Avec habileté, Jean-Michel Guenassia mêle l’Histoire à la fiction, le déroulement chronologique des faits aux bouleversements romanesques. Chaque membre du Club du Balto a droit à ses anecdotes et au récit de son passé, plus ou moins détaillé et dramatique. On apprend au fil du roman que ces exilés aux accents et aux coups de sang qui fascinent Michel sont unis par des enjeux qui dépassent le cercle du Balto. Entre deux voyages dans le bloc de l’Est, l’auteur nous ramène dans le présent de Michel, à sa famille qui se déchire, à ses amies qui lisent Aragon. C’est si bien orchestré que les 750 pages se tournent sans ennui.

Dans ce livre de près de 800 pages, Jean-Michel Guenassia a eu l’ambition d’écrire à la fois le « roman d’une génération » en reconstituant avec minutie les années 1960 (la guerre froide, la question algérienne, l’apparition du rock and roll…) et la « chronique mélancolique d’une adolescence ». Jean-Michel Guenassia évoque le petit monde des réfugiés de l’Est dans le Paris populaire des années 1960.

 Le titre se justifie par le lieu déterminant du roman, l’arrière-salle d’un bistrot parisien fréquenté par Joseph Kessel et par Jean-Paul Sartre, où se retrouvent des hommes qui ont fui le communisme des pays de l’est (Igor, ancien médecin russe menacé par les purges staliniennes, Pavel ancien diplomate bulgare…) mais qui sont tous « d’incorrigibles optimistes ».

Le roman a été salué par la critique unanime (Télérama, Le Point, L’Express, le Nouvel Observateur…) et a trouvé un large public. Il a été couronné par le Prix Goncourt des lycéens le 9 novembre 2009.

Michel Marini avait douze ans en 1959. C’était l’époque du rock’n’ roll et de la guerre d’Algérie. Lui, il était photographe amateur, lecteur compulsif et joueur de baby-foot au Balto de Denfert-Rochereau.

Un roman jamais trop lyrique, avec juste ce qu’il faut de nostalgie, un roman d’atmosphère et d’amitiés, un roman qui nous fait aimer tous ses personnages et Paris encore plus.

L’auteur :

 Jean-Michel Guenassia est un écrivain français, né en  1950 à Alger. Son roman Le Club des incorrigibles optimistes a obtenu le Prix Goncourt des lycéens en novembre 2009.
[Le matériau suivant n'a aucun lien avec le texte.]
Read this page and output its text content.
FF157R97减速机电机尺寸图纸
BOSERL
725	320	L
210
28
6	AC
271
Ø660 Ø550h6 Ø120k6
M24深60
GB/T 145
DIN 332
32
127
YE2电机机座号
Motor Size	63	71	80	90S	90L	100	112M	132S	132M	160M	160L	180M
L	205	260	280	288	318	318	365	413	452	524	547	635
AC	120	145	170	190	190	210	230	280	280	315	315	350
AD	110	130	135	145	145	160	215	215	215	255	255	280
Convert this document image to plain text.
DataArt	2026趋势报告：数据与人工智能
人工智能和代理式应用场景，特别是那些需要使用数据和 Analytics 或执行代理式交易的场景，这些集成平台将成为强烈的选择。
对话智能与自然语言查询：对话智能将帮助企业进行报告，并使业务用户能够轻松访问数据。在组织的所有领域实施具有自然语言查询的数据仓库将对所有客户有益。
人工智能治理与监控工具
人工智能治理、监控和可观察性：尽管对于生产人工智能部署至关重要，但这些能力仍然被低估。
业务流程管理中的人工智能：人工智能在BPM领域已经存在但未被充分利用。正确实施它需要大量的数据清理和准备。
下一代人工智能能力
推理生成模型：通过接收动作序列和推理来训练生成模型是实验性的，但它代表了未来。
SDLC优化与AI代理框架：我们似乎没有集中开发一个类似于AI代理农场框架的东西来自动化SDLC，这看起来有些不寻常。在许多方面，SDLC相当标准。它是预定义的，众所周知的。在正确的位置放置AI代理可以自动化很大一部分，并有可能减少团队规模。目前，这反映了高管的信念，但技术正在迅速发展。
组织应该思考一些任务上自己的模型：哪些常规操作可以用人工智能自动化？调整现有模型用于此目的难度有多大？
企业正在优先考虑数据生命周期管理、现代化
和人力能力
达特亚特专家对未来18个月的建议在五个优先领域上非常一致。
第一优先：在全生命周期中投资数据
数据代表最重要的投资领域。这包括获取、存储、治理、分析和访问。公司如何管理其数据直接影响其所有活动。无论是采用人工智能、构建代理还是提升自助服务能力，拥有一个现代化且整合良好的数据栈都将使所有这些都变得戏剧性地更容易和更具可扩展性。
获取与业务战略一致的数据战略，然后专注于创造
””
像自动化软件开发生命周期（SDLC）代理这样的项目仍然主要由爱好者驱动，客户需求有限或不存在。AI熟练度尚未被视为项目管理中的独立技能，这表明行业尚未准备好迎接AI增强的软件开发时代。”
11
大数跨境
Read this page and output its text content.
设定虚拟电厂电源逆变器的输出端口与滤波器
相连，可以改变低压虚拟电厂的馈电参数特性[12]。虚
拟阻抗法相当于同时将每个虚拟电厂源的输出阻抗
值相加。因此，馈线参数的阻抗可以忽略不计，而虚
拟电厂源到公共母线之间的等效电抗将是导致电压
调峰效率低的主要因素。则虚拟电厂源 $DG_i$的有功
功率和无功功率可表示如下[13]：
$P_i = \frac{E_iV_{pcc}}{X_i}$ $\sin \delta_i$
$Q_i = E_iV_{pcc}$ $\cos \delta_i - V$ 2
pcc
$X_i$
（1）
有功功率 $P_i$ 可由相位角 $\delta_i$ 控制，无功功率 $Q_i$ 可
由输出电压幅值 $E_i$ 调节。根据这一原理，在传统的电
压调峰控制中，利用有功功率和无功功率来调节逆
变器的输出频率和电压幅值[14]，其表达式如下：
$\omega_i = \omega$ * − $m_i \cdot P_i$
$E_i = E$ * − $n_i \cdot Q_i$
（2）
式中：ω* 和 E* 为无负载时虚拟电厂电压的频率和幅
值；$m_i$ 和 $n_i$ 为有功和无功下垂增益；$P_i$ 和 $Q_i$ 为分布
 Avocat pendant six ans, Jean-Michel Guenassia vit de sa plume en écrivant des scénarios pour la télévision.

 Il publie un roman policier en 1986, Pour cent millions (éditions Liana Lévi, prix Michel-Lebrun), dont il dit « Je ne le renie pas,… mais je n’ai pas donné suite, il me fallait autre chose », puis fait jouer quelques pièces de théâtre, notamment Grand, beau, fort, avec des yeux noirs brûlants…, en 2008 à Avignon.

 Son éditeur Albin Michel présente cependant Le Club des incorrigibles optimistes publié en 2009 comme le premier roman d’un inconnu de 59 ans.